Warner answered questions regarding the issue on the Dan Patrick Show Thursday morning, stating that his kids playing a dangerous sport "scares him" and that he would steer them away from playing the game as they get older.
They both have the dream, like dad, to play in the NFL. That’s their goal. And when you hear things like the bounties, when you know certain things having played the game, and then obviously when you understand the size, the speed, the violence of the game and then you couple that with situations like Junior Seau. Was that a ramification of all the years playing?
It scares me as a dad. I just wonder. I wonder what the league’s going to be like. I love that the commissioner is doing a lot of things to try to clean up the game from that standpoint and improve player safety, which helps, in my mind, a lot. But it’s a scary thing for me.
I’d definitely have my son to play football. That’s what the Toomer family does. We all play football. But what this reminds me of is the guy at the basketball court, who once he gets done playing takes the ball and ruins the game for everybody else. I think Kurt Warner needs to keep his opinions to himself when it comes to this. Everything that he’s gotten in his life has come from playing football. He works at the NFL Network right now. For him to try and trash the game, it seems to me that it’s just a little disingenuous to me.
While Toomer is right about the effect football has had on the Warner family—Kurt went from grocery store stocker to Super Bowl MVP quarterback to NFL Network analyst—chastising the former quarterback for his opinion about his own children is beyond absurd.
Recent advancements in concussion and head injury awareness should absolutely scare a parent, even if this one did and still does make his living from the sport.
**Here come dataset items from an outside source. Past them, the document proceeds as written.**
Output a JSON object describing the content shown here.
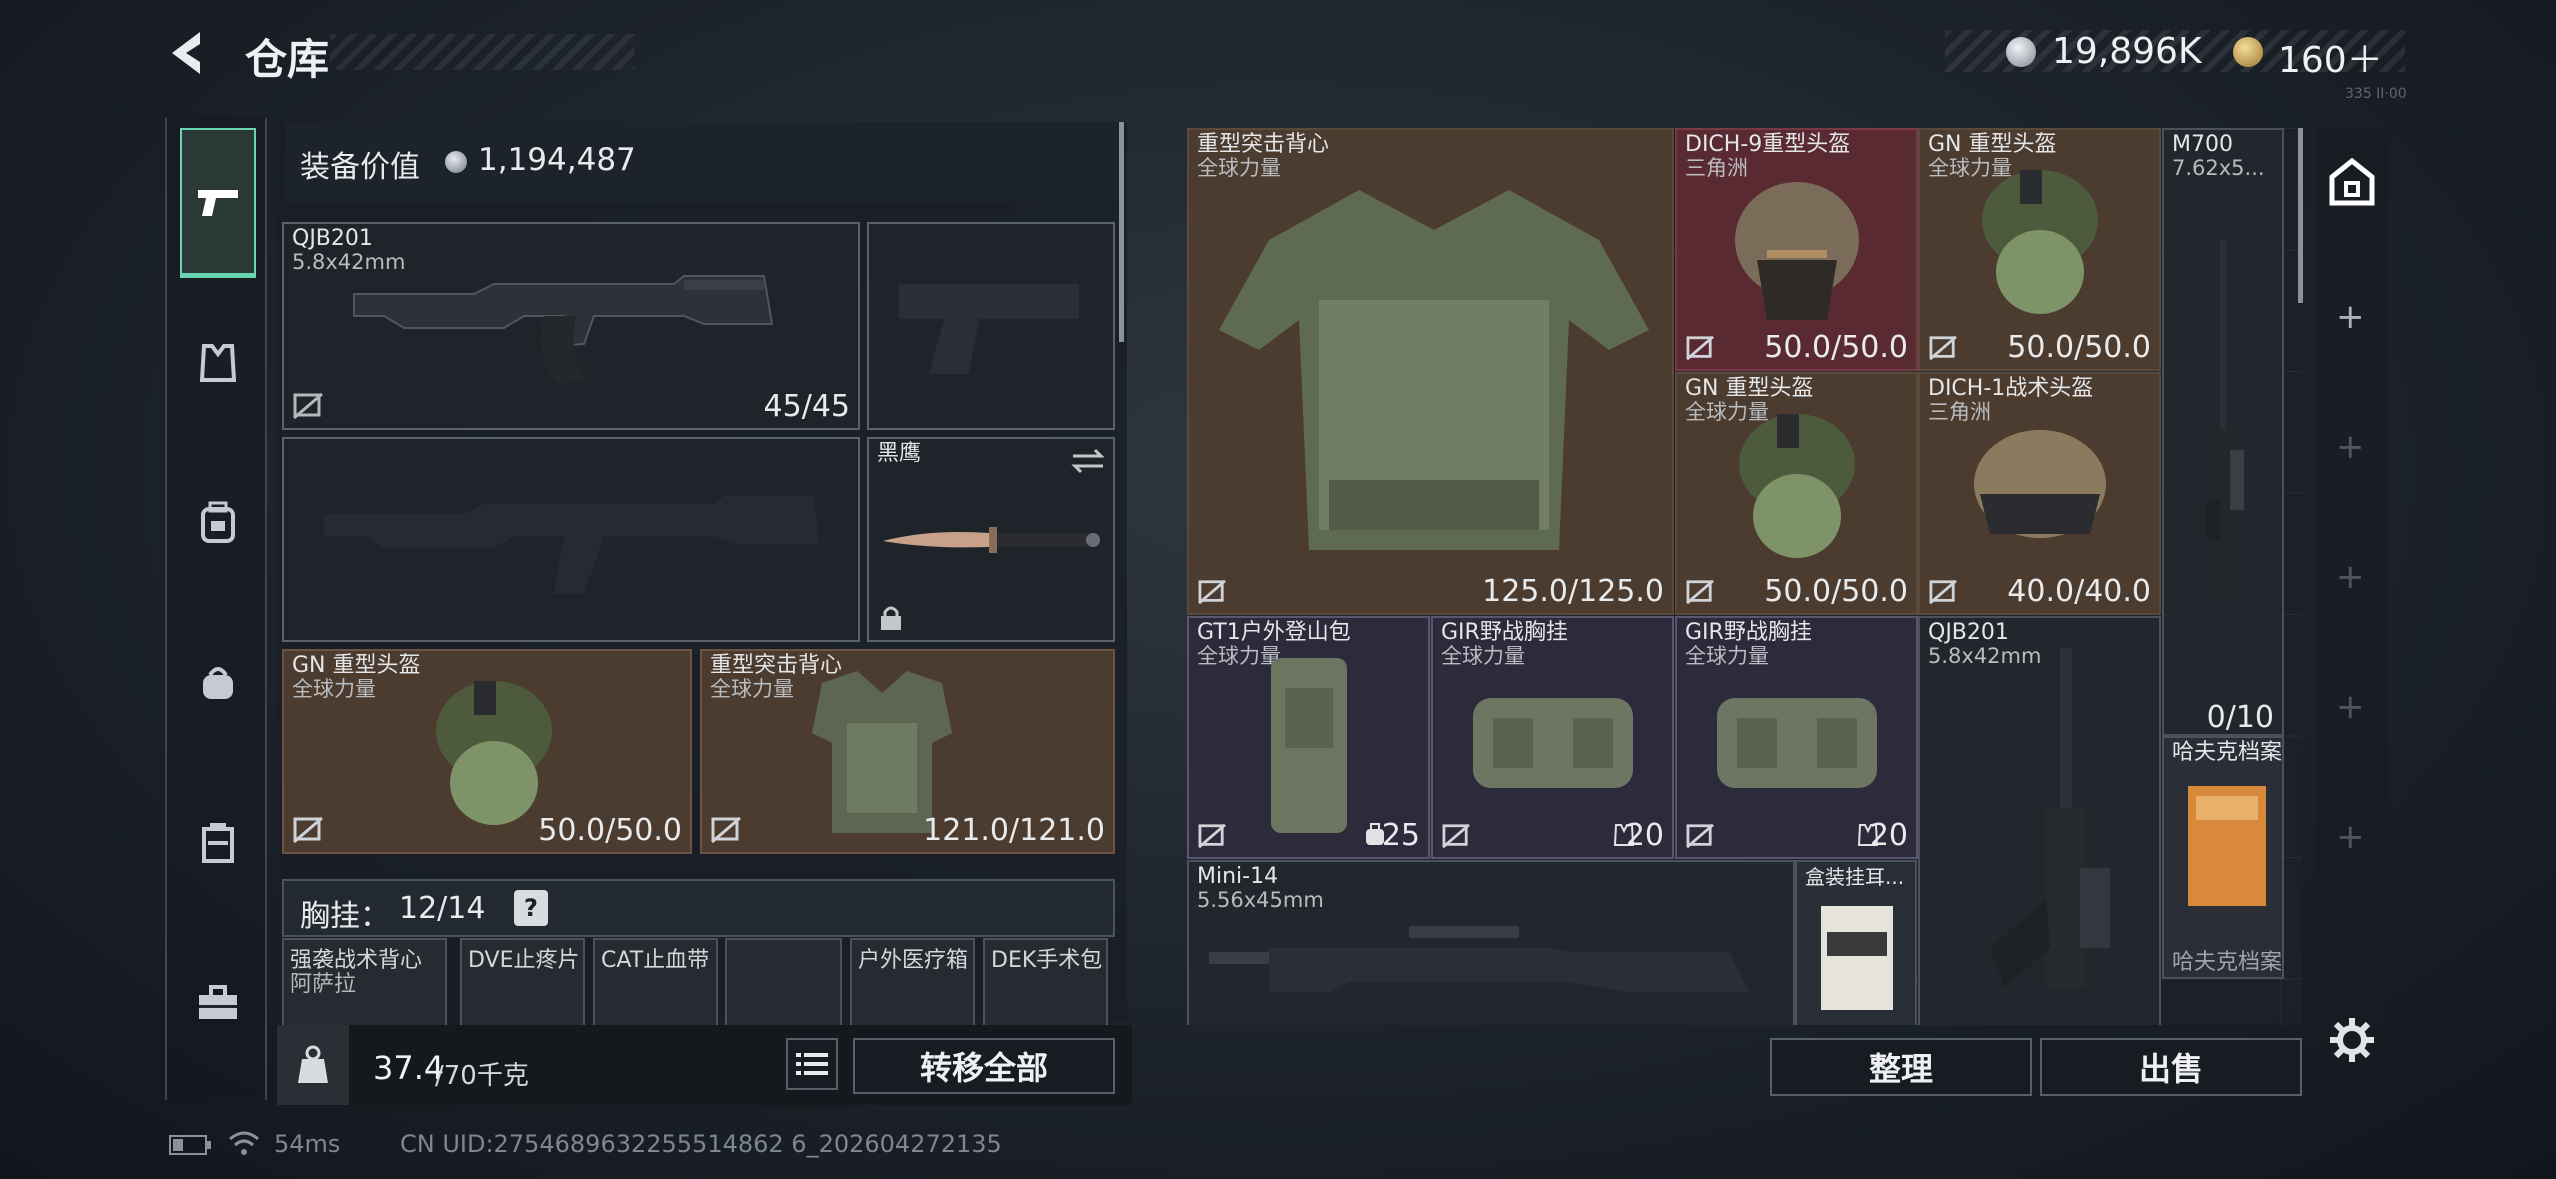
{
  "header": {
    "title": "仓库",
    "currency": [
      {
        "value": "19,896K",
        "color": "#c7ced6"
      },
      {
        "value": "160＋",
        "color": "#c9a65a"
      }
    ],
    "faint_text": "335 II·00"
  },
  "sidebar": {
    "tabs": [
      "weapons",
      "armor",
      "backpack",
      "bag",
      "vest",
      "toolbox"
    ],
    "active": "weapons"
  },
  "left": {
    "equip_label": "装备价值",
    "equip_value": "1,194,487",
    "primary": {
      "name": "QJB201",
      "caliber": "5.8x42mm",
      "durability": "45/45"
    },
    "melee": {
      "name": "黑鹰"
    },
    "helmet": {
      "name": "GN 重型头盔",
      "source": "全球力量",
      "durability": "50.0/50.0"
    },
    "vest": {
      "name": "重型突击背心",
      "source": "全球力量",
      "durability": "121.0/121.0"
    },
    "rig_label": "胸挂：",
    "rig_count": "12/14",
    "rig_help": "?",
    "rig_items": [
      "强袭战术背心",
      "DVE止疼片",
      "CAT止血带",
      "",
      "户外医疗箱",
      "DEK手术包"
    ],
    "rig_sub": "阿萨拉",
    "weight_value": "37.4",
    "weight_max": "/70千克",
    "transfer_all": "转移全部"
  },
  "stash": {
    "items": [
      {
        "name": "重型突击背心",
        "source": "全球力量",
        "value": "125.0/125.0"
      },
      {
        "name": "DICH-9重型头盔",
        "source": "三角洲",
        "value": "50.0/50.0"
      },
      {
        "name": "GN 重型头盔",
        "source": "全球力量",
        "value": "50.0/50.0"
      },
      {
        "name": "M700",
        "source": "7.62x5...",
        "value": "0/10"
      },
      {
        "name": "GN 重型头盔",
        "source": "全球力量",
        "value": "50.0/50.0"
      },
      {
        "name": "DICH-1战术头盔",
        "source": "三角洲",
        "value": "40.0/40.0"
      },
      {
        "name": "GT1户外登山包",
        "source": "全球力量",
        "value": "25"
      },
      {
        "name": "GIR野战胸挂",
        "source": "全球力量",
        "value": "20"
      },
      {
        "name": "GIR野战胸挂",
        "source": "全球力量",
        "value": "20"
      },
      {
        "name": "QJB201",
        "source": "5.8x42mm",
        "value": ""
      },
      {
        "name": "哈夫克档案",
        "source": "",
        "value": ""
      },
      {
        "name": "Mini-14",
        "source": "5.56x45mm",
        "value": ""
      },
      {
        "name": "盒装挂耳...",
        "source": "",
        "value": ""
      },
      {
        "name": "哈夫克档案",
        "source": "",
        "value": ""
      }
    ],
    "sort_button": "整理",
    "sell_button": "出售"
  },
  "status": {
    "ping": "54ms",
    "uid": "CN UID:2754689632255514862 6_202604272135"
  },
  "colors": {
    "accent": "#6ad4b0",
    "brown": "#4c3b2f",
    "purple": "#2d2a3c",
    "red": "#5a2a33"
  }
}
If anything, Warner's inside look into the game gives him a clear picture on whether or not football is a game for his children.
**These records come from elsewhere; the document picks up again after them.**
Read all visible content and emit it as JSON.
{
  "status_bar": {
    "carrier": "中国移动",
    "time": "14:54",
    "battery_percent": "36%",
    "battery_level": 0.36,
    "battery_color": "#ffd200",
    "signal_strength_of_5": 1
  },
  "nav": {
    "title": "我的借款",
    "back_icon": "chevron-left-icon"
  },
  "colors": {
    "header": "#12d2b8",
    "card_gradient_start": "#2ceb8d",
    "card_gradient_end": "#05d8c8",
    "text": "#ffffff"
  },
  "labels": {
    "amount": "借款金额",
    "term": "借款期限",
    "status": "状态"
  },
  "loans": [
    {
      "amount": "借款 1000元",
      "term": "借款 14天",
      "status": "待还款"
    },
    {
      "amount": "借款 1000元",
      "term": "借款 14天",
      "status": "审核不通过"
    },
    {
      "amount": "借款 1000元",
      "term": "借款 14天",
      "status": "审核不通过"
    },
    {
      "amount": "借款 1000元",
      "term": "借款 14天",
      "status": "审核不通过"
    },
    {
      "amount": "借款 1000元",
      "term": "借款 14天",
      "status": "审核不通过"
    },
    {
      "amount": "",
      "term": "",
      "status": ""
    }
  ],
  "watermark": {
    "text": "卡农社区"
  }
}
According to a recent Chicago Tribune online poll, most agree with Warner.
With just under 1,000 responses as of Friday morning, an overwhelming 69 percent of replies said "Yes" when asked if they would be concerned with letting their child play organized football.
The poll demonstrates one thing to me: Observers of professional football are starting to take notice of the long-term effects the game can have. And to be perfectly honest, the evidence for the health worries surrounding the NFL are hard to ignore.
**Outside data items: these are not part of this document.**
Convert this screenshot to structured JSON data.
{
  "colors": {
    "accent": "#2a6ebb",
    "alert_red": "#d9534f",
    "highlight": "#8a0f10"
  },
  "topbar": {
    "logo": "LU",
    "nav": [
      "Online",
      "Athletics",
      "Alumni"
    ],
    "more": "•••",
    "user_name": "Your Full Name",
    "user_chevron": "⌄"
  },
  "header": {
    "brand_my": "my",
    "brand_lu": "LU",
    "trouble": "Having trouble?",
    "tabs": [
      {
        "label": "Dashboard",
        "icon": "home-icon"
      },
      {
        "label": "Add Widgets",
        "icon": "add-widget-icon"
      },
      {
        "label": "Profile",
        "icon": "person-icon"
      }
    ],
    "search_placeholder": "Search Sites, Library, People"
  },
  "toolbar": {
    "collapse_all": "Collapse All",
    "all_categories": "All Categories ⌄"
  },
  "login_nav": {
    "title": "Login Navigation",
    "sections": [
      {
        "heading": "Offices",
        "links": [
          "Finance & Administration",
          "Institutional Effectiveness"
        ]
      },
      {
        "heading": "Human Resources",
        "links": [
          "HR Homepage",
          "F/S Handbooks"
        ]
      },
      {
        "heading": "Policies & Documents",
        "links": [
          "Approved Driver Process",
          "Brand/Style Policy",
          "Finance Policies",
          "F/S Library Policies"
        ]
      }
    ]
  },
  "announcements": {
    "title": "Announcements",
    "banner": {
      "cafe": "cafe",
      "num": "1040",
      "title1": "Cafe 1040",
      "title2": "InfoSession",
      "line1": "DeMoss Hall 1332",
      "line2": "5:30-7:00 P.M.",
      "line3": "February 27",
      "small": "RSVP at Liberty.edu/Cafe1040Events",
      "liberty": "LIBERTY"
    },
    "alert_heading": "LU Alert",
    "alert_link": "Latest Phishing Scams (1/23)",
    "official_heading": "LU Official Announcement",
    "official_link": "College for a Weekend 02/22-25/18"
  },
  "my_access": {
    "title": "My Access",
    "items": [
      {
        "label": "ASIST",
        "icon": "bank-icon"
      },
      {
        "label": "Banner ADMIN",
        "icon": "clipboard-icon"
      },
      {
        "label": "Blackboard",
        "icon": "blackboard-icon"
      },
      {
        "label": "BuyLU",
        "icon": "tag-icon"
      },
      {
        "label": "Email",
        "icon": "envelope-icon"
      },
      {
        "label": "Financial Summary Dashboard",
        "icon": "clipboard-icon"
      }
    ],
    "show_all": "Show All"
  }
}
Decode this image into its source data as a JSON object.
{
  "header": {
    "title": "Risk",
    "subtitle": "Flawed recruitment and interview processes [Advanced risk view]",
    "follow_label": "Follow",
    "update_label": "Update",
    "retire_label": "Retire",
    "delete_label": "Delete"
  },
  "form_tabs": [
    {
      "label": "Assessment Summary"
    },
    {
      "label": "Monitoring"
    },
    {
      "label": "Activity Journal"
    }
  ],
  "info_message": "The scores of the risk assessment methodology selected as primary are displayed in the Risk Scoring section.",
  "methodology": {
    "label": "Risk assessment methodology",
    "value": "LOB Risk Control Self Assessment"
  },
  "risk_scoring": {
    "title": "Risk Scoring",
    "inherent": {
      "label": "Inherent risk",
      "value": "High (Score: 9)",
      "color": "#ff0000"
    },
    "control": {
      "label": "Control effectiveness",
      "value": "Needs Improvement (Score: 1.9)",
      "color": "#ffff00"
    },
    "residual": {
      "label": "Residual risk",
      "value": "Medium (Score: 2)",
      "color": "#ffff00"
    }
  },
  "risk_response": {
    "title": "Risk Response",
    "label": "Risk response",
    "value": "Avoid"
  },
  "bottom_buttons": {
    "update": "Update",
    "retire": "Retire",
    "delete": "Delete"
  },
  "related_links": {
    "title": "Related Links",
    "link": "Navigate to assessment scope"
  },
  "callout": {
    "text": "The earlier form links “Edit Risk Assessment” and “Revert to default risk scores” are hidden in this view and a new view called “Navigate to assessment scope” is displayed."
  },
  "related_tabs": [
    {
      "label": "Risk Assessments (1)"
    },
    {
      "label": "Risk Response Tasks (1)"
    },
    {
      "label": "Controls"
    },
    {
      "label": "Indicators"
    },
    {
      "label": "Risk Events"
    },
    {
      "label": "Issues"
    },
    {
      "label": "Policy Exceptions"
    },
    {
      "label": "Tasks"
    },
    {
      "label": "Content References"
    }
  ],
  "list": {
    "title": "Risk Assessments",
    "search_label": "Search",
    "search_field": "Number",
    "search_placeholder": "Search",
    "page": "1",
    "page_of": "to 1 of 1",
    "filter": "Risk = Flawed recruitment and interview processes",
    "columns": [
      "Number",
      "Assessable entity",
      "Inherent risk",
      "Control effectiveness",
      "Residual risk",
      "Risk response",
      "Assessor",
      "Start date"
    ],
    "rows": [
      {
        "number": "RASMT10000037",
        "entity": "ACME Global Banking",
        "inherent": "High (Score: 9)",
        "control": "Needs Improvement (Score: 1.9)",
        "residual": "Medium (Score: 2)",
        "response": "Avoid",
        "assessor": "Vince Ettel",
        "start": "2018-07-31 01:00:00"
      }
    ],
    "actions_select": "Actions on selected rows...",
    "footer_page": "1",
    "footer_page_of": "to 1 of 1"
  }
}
Was Kurt Warner being "disingenuous" in his comments about his kids playing football?
A group of over 1,500 former NFL players is suing the league for hiding the brain-injury risks involved in the game, a lawsuit that may be the biggest current threat to the future of the game (via The Daily Beast). Several former players have also died at young ages, with the most recent being former Chargers linebacker Junior Seau, who was found dead of a self-inflicted gun shot wound Wednesday. Seau was just 43 years old.
There are problems with current players, too.
Earlier this offseason, the New Orleans Saints were found guilty of running a three-year bounty program, which included money for targeting and injuring opposing players. Defensive coordinator Gregg Williams is on the record starting if "You kill the head, the body will die" before a playoff game with the San Francisco 49ers.
Concussion awareness has improved tenfold over the last several years, but we now know just how often head injuries occur in the NFL. For all 17 weeks last season, at least one NFL player was sitting because of a head-related injury.
Given that entire picture of the past, present and future of football, why wouldn't a parent express concerns about their sons (or daughters) playing the sport? Toomer, not Warner, is the one that looks like the fool here for so easily downplaying the serious risks involved.
Toomer gives this advice to Warner in comment: "I think Kurt Warner needs to keep his opinions to himself when it comes to this."
No, Amani, it's you that needs to keep your opinion to yourself on what a parent recommends to his own children, especially when that advice looks like the smart and safe way to go.